# Development of measure and probability theory

I am interested in a reference (article, maybe a book chapter) on the development of mathematical probability theory - that is, mostly starting from the beginning of the 20th century. It is surprising and fascinating to me that e.g. Wiener and Levy were able to develop theory of stochastic processes without using axiomatic probability theory. Similarly, I do remember seeing here on MO an article emphasizing that Kolmogorov's role in axiomatization of probability is usually overstated, whereas his job was mostly synthesis and the core ideas were developed by others.
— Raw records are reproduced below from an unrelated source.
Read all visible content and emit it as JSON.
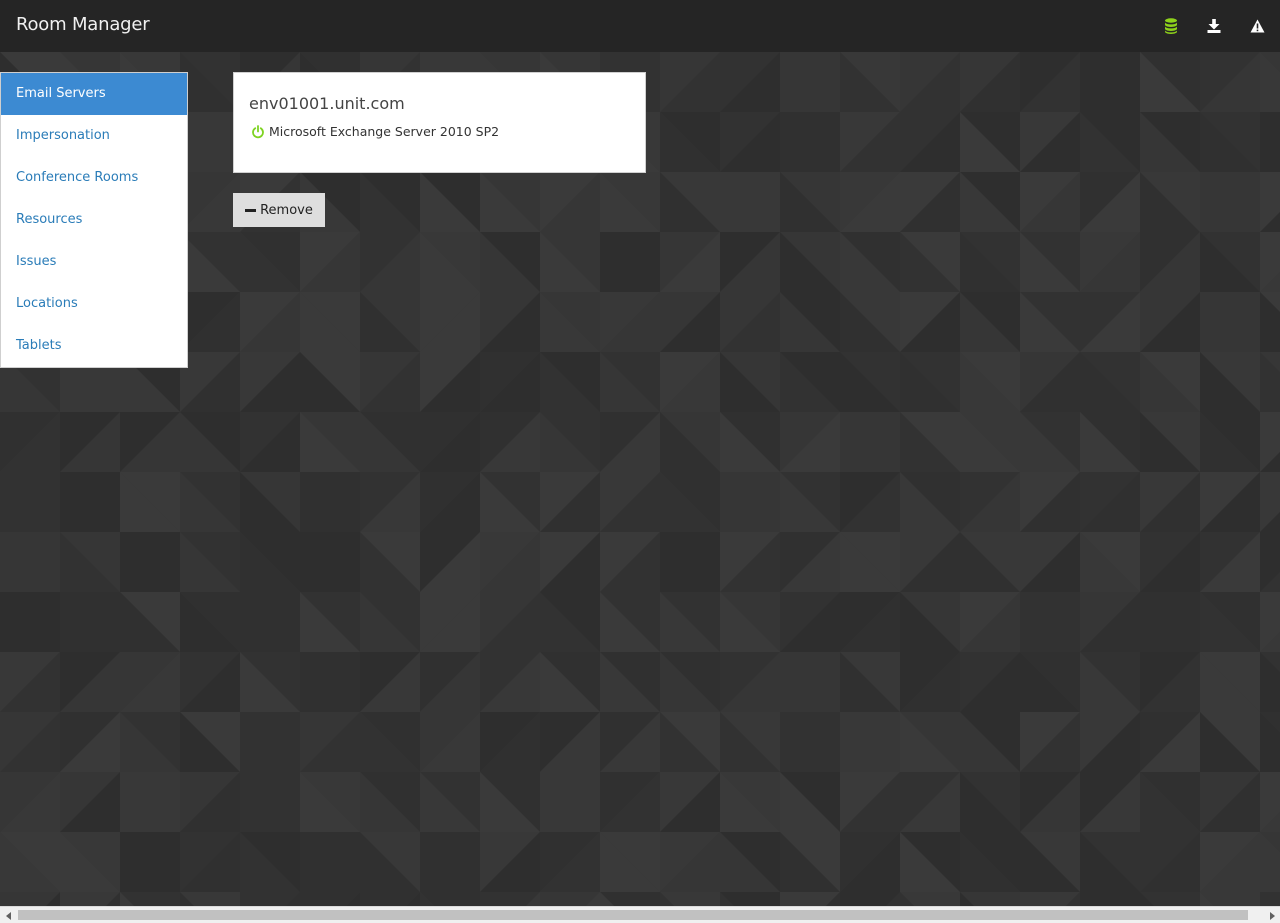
{
  "app": {
    "title": "Room Manager"
  },
  "topbar_icons": [
    {
      "name": "database-icon",
      "color": "#8ed21b"
    },
    {
      "name": "download-icon",
      "color": "#ffffff"
    },
    {
      "name": "warning-icon",
      "color": "#ffffff"
    }
  ],
  "sidebar": {
    "items": [
      {
        "label": "Email Servers",
        "active": true
      },
      {
        "label": "Impersonation"
      },
      {
        "label": "Conference Rooms"
      },
      {
        "label": "Resources"
      },
      {
        "label": "Issues"
      },
      {
        "label": "Locations"
      },
      {
        "label": "Tablets"
      }
    ]
  },
  "server": {
    "hostname": "env01001.unit.com",
    "version": "Microsoft Exchange Server 2010 SP2",
    "status_icon": "power-icon",
    "status_color": "#7ed321"
  },
  "actions": {
    "remove_label": "Remove"
  },
  "colors": {
    "accent": "#3c8ad2",
    "link": "#2a7cb8",
    "topbar": "#252525",
    "background": "#353535"
  }
}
I have recently read the paper by Shafer and Vovk "The origins and legacy of Kolmogorov’s Grundbegriffe" which more or less covers the topic until late 1930s. That is quite close to the reference I am looking for, however it does not say much about what happened after the Kolmogorov's book was published.

I have also tried reading Meyer's "Stochastic Processes from 1950 to present", however it is rather different from the first reference in focusing more on short reviews of specialized topics in theory of stochastic processes developed in 1950-2000, rather than discussing what were the important problems, how different people tried approaching them, which conflict of ideas were there, and why and how the ideas that are now in textbooks won over others (which is the scope of the first reference). In particular, Meyer just shortly comments on the definition of continuous-time stochastic processes: Doob found the Kolmogorov's existence theorem insufficient for his purposes as product $\sigma$-algebra was too scarce, and came up with something different, without giving the details of how it happened and what was the line of reasoning of Doob and others that time.
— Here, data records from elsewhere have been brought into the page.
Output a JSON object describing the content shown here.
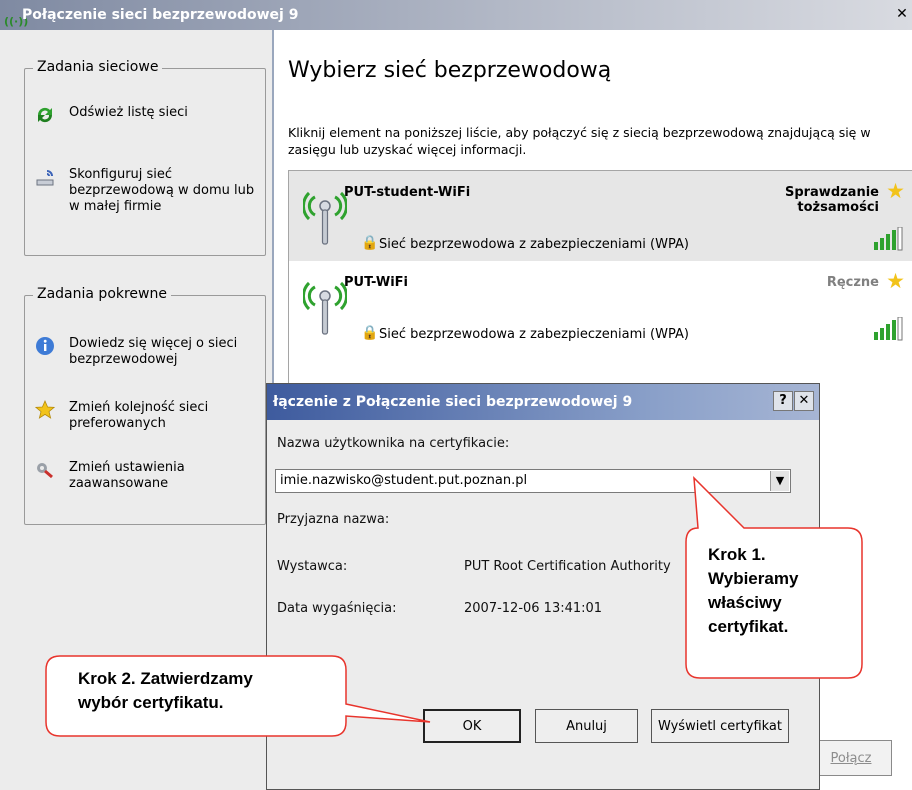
{
  "window": {
    "title": "Połączenie sieci bezprzewodowej 9",
    "close_glyph": "✕"
  },
  "left_pane": {
    "network_tasks": {
      "title": "Zadania sieciowe",
      "items": [
        {
          "label": "Odśwież listę sieci",
          "icon": "refresh-icon"
        },
        {
          "label": "Skonfiguruj sieć bezprzewodową w domu lub w małej firmie",
          "icon": "wireless-setup-icon"
        }
      ]
    },
    "related_tasks": {
      "title": "Zadania pokrewne",
      "items": [
        {
          "label": "Dowiedz się więcej o sieci bezprzewodowej",
          "icon": "info-icon"
        },
        {
          "label": "Zmień kolejność sieci preferowanych",
          "icon": "star-icon"
        },
        {
          "label": "Zmień ustawienia zaawansowane",
          "icon": "settings-icon"
        }
      ]
    }
  },
  "main": {
    "heading": "Wybierz sieć bezprzewodową",
    "instruction": "Kliknij element na poniższej liście, aby połączyć się z siecią bezprzewodową znajdującą się w zasięgu lub uzyskać więcej informacji.",
    "networks": [
      {
        "name": "PUT-student-WiFi",
        "status_line1": "Sprawdzanie",
        "status_line2": "tożsamości",
        "security": "Sieć bezprzewodowa z zabezpieczeniami (WPA)",
        "selected": true
      },
      {
        "name": "PUT-WiFi",
        "status_line1": "Ręczne",
        "status_line2": "",
        "security": "Sieć bezprzewodowa z zabezpieczeniami (WPA)",
        "selected": false
      }
    ],
    "connect_label": "Połącz"
  },
  "dialog": {
    "title": "łączenie z Połączenie sieci bezprzewodowej 9",
    "help_glyph": "?",
    "close_glyph": "✕",
    "user_label": "Nazwa użytkownika na certyfikacie:",
    "user_value": "imie.nazwisko@student.put.poznan.pl",
    "friendly_label": "Przyjazna nazwa:",
    "issuer_label": "Wystawca:",
    "issuer_value": "PUT Root Certification Authority",
    "expiry_label": "Data wygaśnięcia:",
    "expiry_value": "2007-12-06 13:41:01",
    "ok_label": "OK",
    "cancel_label": "Anuluj",
    "view_cert_label": "Wyświetl certyfikat"
  },
  "callouts": {
    "step1": [
      "Krok 1.",
      "Wybieramy",
      "właściwy",
      "certyfikat."
    ],
    "step2": [
      "Krok 2. Zatwierdzamy",
      "wybór certyfikatu."
    ]
  },
  "colors": {
    "callout_border": "#e8342c",
    "selected_row": "#e6e6e6",
    "dialog_title": "#3e5b9e"
  }
}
On a related note, although the first reference covers contributions of Borel and Lebesgue to abstract measure theory, as much as that of others (Caratheodory, Radon etc.), it does it mostly from the point of view of importance for Kolmogorov's axiomatization of probability. I'm thus interested in finding a similar account for the history of measure theory until the moment it was used in probability, and how was it affected in a feedback from probability after Kolmogorov, Doob and others started using it to solve probabilistic problems.

I would also appreciated an advice whether to leave this question here, or move it to MO.